The Airports Commission concluded that Heathrow rather than Gatwick should expand because of the economic benefits for the whole country, which included £147 billion in economic growth over the next 60 years and the creation on 70,000 new jobs by 2050.

And the York Aviation report commissioned by FTA and TfL concluded “of the three options, the Heathrow expansion provides the most significant economic benefits, in terms of cost reduction, job creation and minimisation of extra costs associated with increased freight transit times”.

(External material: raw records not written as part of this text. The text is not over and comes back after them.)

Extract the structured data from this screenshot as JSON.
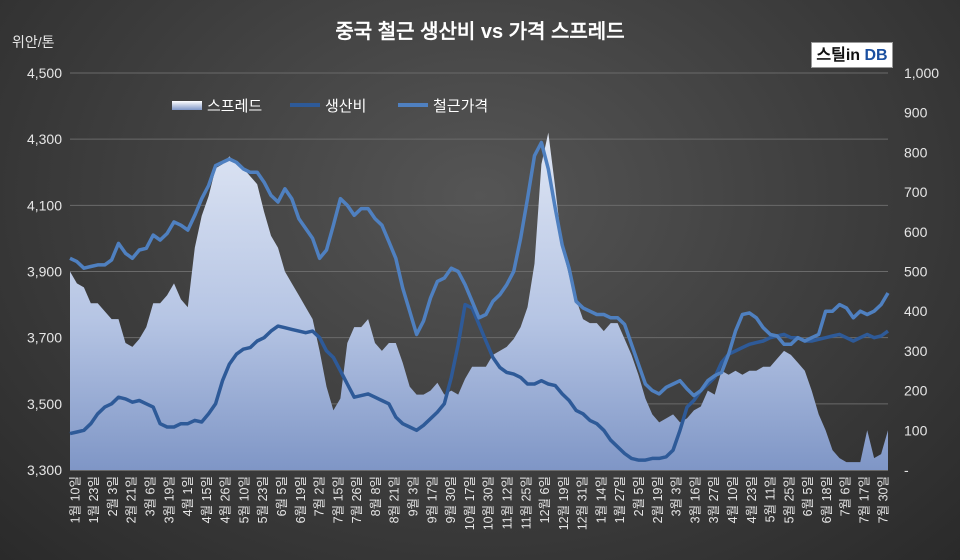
{
  "chart_data": {
    "type": "line",
    "title": "중국 철근 생산비 vs 가격 스프레드",
    "ylabel": "위안/톤",
    "ylim": [
      3300,
      4500
    ],
    "yticks": [
      "3,300",
      "3,500",
      "3,700",
      "3,900",
      "4,100",
      "4,300",
      "4,500"
    ],
    "y2lim": [
      0,
      1000
    ],
    "y2ticks": [
      "-",
      "100",
      "200",
      "300",
      "400",
      "500",
      "600",
      "700",
      "800",
      "900",
      "1,000"
    ],
    "legend": [
      "스프레드",
      "생산비",
      "철근가격"
    ],
    "legend_position": "top-left",
    "colors": {
      "spread_top": "#d9e2f3",
      "spread_bottom": "#8aa0cc",
      "production_cost": "#2e5a98",
      "rebar_price": "#4f80c0"
    },
    "x_labels": [
      "1월 10일",
      "1월 23일",
      "2월 3일",
      "2월 21일",
      "3월 6일",
      "3월 19일",
      "4월 1일",
      "4월 15일",
      "4월 26일",
      "5월 10일",
      "5월 23일",
      "6월 5일",
      "6월 19일",
      "7월 2일",
      "7월 15일",
      "7월 26일",
      "8월 8일",
      "8월 21일",
      "9월 3일",
      "9월 17일",
      "9월 30일",
      "10월 17일",
      "10월 30일",
      "11월 12일",
      "11월 25일",
      "12월 6일",
      "12월 19일",
      "12월 31일",
      "1월 14일",
      "1월 27일",
      "2월 5일",
      "2월 19일",
      "3월 3일",
      "3월 16일",
      "3월 27일",
      "4월 10일",
      "4월 23일",
      "5월 11일",
      "5월 25일",
      "6월 5일",
      "6월 18일",
      "7월 6일",
      "7월 17일",
      "7월 30일"
    ],
    "series": [
      {
        "name": "철근가격",
        "axis": "left",
        "values": [
          3940,
          3930,
          3910,
          3915,
          3920,
          3920,
          3935,
          3985,
          3955,
          3940,
          3965,
          3970,
          4010,
          3995,
          4015,
          4050,
          4040,
          4025,
          4070,
          4120,
          4160,
          4220,
          4230,
          4240,
          4230,
          4210,
          4200,
          4200,
          4170,
          4130,
          4110,
          4150,
          4120,
          4060,
          4030,
          4000,
          3940,
          3965,
          4040,
          4120,
          4100,
          4070,
          4090,
          4090,
          4060,
          4040,
          3990,
          3940,
          3850,
          3780,
          3710,
          3750,
          3820,
          3870,
          3880,
          3910,
          3900,
          3860,
          3810,
          3760,
          3770,
          3810,
          3830,
          3860,
          3900,
          4000,
          4120,
          4250,
          4290,
          4210,
          4090,
          3980,
          3910,
          3810,
          3790,
          3780,
          3770,
          3770,
          3760,
          3760,
          3740,
          3680,
          3620,
          3560,
          3540,
          3530,
          3550,
          3560,
          3570,
          3545,
          3525,
          3540,
          3570,
          3585,
          3595,
          3650,
          3720,
          3770,
          3775,
          3760,
          3730,
          3710,
          3705,
          3680,
          3680,
          3700,
          3690,
          3700,
          3710,
          3780,
          3780,
          3800,
          3790,
          3760,
          3780,
          3770,
          3780,
          3800,
          3835
        ]
      },
      {
        "name": "생산비",
        "axis": "left",
        "values": [
          3410,
          3415,
          3420,
          3440,
          3470,
          3490,
          3500,
          3520,
          3515,
          3505,
          3510,
          3500,
          3490,
          3440,
          3430,
          3430,
          3440,
          3440,
          3450,
          3445,
          3470,
          3500,
          3570,
          3620,
          3650,
          3665,
          3670,
          3690,
          3700,
          3720,
          3735,
          3730,
          3725,
          3720,
          3715,
          3720,
          3700,
          3660,
          3640,
          3600,
          3560,
          3520,
          3525,
          3530,
          3520,
          3510,
          3500,
          3460,
          3440,
          3430,
          3420,
          3435,
          3455,
          3475,
          3500,
          3580,
          3680,
          3800,
          3790,
          3740,
          3690,
          3640,
          3610,
          3595,
          3590,
          3580,
          3560,
          3560,
          3570,
          3560,
          3555,
          3530,
          3510,
          3480,
          3470,
          3450,
          3440,
          3420,
          3390,
          3370,
          3350,
          3335,
          3330,
          3330,
          3335,
          3335,
          3340,
          3360,
          3420,
          3490,
          3510,
          3540,
          3560,
          3580,
          3625,
          3650,
          3660,
          3670,
          3680,
          3685,
          3690,
          3700,
          3705,
          3710,
          3700,
          3700,
          3690,
          3690,
          3695,
          3700,
          3705,
          3710,
          3700,
          3690,
          3700,
          3710,
          3700,
          3705,
          3720
        ]
      },
      {
        "name": "스프레드",
        "axis": "right",
        "values": [
          500,
          470,
          460,
          420,
          420,
          400,
          380,
          380,
          320,
          310,
          330,
          360,
          420,
          420,
          440,
          470,
          430,
          410,
          560,
          640,
          690,
          760,
          770,
          790,
          770,
          760,
          740,
          720,
          650,
          590,
          560,
          500,
          470,
          440,
          410,
          380,
          300,
          210,
          150,
          180,
          320,
          360,
          360,
          380,
          320,
          300,
          320,
          320,
          270,
          210,
          190,
          190,
          200,
          220,
          190,
          200,
          190,
          230,
          260,
          260,
          260,
          290,
          300,
          310,
          330,
          360,
          410,
          520,
          770,
          850,
          710,
          560,
          490,
          430,
          380,
          370,
          370,
          350,
          370,
          370,
          330,
          290,
          240,
          180,
          140,
          120,
          130,
          140,
          120,
          130,
          150,
          160,
          200,
          190,
          250,
          240,
          250,
          240,
          250,
          250,
          260,
          260,
          280,
          300,
          290,
          270,
          250,
          200,
          140,
          100,
          50,
          30,
          20,
          20,
          20,
          100,
          30,
          40,
          100
        ]
      }
    ]
  }
}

So, what does FTA want from expansion?
FTA is fully engaged as a key stakeholder in the development of the expansion plan at Heathrow. We recently submitted a formal response to the Government consultation on Heathrow expansion.

The key points are:

  • FTA supports the construction of a third runway at Heathrow, in preference to Gatwick, as this delivers greater economic benefits to the UK and is the key logistics hub for the whole country
  • FTA is keen to support Heathrow as it develop its application for permission to expand. This should include excellent surface access for freight operators
  • Air quality limits for Heathrow should be aligned with London road emissions standards (ULEZ)
  • Early morning arrivals into an expanded Heathrow should be maintained as far as possible due to the economic benefits of these flights. FTA presents clear evidence based on our new economic research on this issue

Following the General Election there will be a Parliamentary vote on the Heathrow proposal and FTA will be fully engaged with MPs.

Alex Veitch is the FTA’s Head of Global Policy. The Freight Transport Association (FTA) is one of Britain’s largest trade associations, and uniquely provides a voice for the entirety of the UK’s logistics sector. Its role, on behalf of over 16,000 members, is to enhance the safety, efficiency and sustainability of freight movement across the supply chain, regardless of transport mode. FTA members consign over 90 per cent of the freight moved by rail and over 70 per cent of sea and air freight. In addition, they operate over 200,000 goods vehicles – over half the UK fleet – and some 700,000 liveried vans.